Small wonder then that he spends his time dreaming about being a hero. Depending on what sparks his imagination, he quickly becomes Dr Walter Mitty or Wing Commander Mitty or Gaylord Mitty, riverboat gambler: always someone heroic. Then chance brings a beautiful young lady into his life who is full of mystery and danger. She's Rosalind van Hoorn, played with the perfect balance of girl next door and exotic secret agent by Virginia Mayo. Her uncle was director of a Dutch museum whose treasures were carefully and cunningly dispersed before the Nazis could get their hands on them, and while nobody knows where they all went, all their locations were written down in a little black book.

Needless to say the race is on to find it and the good guys and the bad guys are hot on its trail. The bad guys murder the good guys but the good guys slip it into Mitty's pocket. Suddenly he's stuck right in the middle of the sort of adventure he usually dreams of, but in real life though he finds being a hero nowhere near as easy as it seems in his imagination. Then again, how would you manage when Boris Karloff enters your office with the words 'I know a way to kill a man and leave no trace'?

Kaye is excellent here and he gets plenty of opportunity to shine, not just as Walter Mitty but as Walter Mitty in his various dream guises, even an imaginary Walter Mitty doing impersonations of other people. It's quite obvious that this material was made for him or he was made for it, just as Karloff's part as psychiatrist/assassin is hardly a stretch and something that he could do with panache even if he was asleep. Then again, James Thurber hated the film and saw this version of Mitty as nothing like he had intended: he apparently offered Samuel Goldwyn $10,000 to not make the film. Mayo is excellent and in their own ways, so are everyone else in the cast.

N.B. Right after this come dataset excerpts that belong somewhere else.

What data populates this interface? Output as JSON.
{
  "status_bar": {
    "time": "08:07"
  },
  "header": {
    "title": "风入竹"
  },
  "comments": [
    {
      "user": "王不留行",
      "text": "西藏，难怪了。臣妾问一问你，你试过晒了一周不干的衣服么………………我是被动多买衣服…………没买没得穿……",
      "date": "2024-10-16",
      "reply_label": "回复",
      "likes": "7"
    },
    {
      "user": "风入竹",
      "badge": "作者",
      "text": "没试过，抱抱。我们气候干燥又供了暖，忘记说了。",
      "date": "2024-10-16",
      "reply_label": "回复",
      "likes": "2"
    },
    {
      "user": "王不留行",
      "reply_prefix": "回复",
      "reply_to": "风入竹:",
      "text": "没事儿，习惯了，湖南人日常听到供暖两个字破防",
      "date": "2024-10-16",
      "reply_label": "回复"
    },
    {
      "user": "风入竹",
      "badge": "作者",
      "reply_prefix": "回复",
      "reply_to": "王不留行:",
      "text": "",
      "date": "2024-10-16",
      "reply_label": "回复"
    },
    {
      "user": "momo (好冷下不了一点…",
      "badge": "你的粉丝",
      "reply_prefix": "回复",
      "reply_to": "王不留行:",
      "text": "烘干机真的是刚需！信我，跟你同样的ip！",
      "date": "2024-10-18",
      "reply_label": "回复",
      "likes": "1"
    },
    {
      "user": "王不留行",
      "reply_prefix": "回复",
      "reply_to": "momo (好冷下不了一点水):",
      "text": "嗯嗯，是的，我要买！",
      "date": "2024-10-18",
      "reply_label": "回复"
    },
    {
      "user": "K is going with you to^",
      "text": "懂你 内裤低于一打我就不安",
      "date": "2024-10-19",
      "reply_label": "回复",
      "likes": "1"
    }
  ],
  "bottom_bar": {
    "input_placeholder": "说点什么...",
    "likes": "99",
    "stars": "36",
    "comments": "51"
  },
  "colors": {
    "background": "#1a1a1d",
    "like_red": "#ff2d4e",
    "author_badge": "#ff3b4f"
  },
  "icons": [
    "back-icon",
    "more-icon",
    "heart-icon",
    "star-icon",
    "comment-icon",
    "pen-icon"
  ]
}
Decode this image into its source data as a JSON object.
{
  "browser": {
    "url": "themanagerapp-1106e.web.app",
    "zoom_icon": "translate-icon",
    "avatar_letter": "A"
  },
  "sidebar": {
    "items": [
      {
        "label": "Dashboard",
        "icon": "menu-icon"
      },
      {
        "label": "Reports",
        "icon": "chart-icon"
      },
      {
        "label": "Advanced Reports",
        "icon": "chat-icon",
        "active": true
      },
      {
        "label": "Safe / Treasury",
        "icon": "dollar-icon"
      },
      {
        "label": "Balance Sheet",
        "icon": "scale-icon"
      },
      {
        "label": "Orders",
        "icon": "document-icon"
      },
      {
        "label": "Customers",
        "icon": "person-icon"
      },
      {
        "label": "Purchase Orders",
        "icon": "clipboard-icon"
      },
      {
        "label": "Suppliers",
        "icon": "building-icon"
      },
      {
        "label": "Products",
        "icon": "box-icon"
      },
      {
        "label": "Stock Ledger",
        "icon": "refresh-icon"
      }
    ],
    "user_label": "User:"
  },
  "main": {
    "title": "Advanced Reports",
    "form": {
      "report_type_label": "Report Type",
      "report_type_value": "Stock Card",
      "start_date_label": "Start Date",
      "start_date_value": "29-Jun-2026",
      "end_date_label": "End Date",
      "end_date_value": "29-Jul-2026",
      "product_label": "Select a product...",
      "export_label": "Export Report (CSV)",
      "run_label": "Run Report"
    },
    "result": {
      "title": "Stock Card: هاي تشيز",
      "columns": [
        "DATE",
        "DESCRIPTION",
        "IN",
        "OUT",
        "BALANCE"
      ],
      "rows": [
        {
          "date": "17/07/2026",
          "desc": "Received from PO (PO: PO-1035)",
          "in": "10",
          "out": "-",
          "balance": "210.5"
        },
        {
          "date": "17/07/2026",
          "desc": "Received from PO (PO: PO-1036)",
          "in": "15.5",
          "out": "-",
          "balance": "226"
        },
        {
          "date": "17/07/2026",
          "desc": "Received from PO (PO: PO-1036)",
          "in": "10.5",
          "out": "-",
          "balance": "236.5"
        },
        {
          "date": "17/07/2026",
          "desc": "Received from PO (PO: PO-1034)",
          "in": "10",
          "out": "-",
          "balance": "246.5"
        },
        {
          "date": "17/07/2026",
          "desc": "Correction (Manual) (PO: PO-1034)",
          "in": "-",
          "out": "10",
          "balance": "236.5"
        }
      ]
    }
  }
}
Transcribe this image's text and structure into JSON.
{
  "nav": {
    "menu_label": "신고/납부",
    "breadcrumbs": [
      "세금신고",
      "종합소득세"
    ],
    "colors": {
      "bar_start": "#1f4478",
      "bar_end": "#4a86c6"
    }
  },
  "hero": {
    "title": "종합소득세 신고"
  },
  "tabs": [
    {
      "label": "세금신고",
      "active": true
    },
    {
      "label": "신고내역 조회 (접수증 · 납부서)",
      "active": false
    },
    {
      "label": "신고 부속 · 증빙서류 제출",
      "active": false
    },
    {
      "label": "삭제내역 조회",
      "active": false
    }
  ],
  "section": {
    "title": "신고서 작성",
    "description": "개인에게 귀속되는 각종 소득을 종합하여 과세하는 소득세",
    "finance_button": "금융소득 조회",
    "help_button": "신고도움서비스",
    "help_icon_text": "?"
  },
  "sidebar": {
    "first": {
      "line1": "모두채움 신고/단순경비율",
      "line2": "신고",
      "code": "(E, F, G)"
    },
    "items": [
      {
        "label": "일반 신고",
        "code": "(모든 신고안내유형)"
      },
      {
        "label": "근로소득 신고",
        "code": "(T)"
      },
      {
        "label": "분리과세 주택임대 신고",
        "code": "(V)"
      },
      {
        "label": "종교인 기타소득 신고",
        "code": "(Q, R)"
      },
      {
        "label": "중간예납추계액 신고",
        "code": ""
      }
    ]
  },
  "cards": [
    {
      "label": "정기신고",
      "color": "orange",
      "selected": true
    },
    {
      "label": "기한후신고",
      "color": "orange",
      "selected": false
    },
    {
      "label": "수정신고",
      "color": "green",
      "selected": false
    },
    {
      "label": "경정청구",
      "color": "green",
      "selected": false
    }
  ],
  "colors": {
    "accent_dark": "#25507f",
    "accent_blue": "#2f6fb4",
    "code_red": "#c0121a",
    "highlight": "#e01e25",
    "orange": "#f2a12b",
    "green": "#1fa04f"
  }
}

They're all one dimensional characters, of course, because this is all about Mitty and there's depth galore in his character.

In fact there are many ways you could read the entire film. Obviously it could be read straight: he's the daydream hero caught up in a real situation that calls for heroism. It could be seen how it's suggested at one point: that he's gradually going insane, perhaps by the stress of his future marriage, and his work in pulp fantasy gives him the means. Given the connections to psychiatry, it could even be read as what comes out of a long session on the couch to find the roots of his issues. Whichever way you read it, it works, and while Mike Myers, who is remaking this film in 2010, would seem to be a viable successor to Danny Kaye, I bet the film won't be anywhere near as good as this one.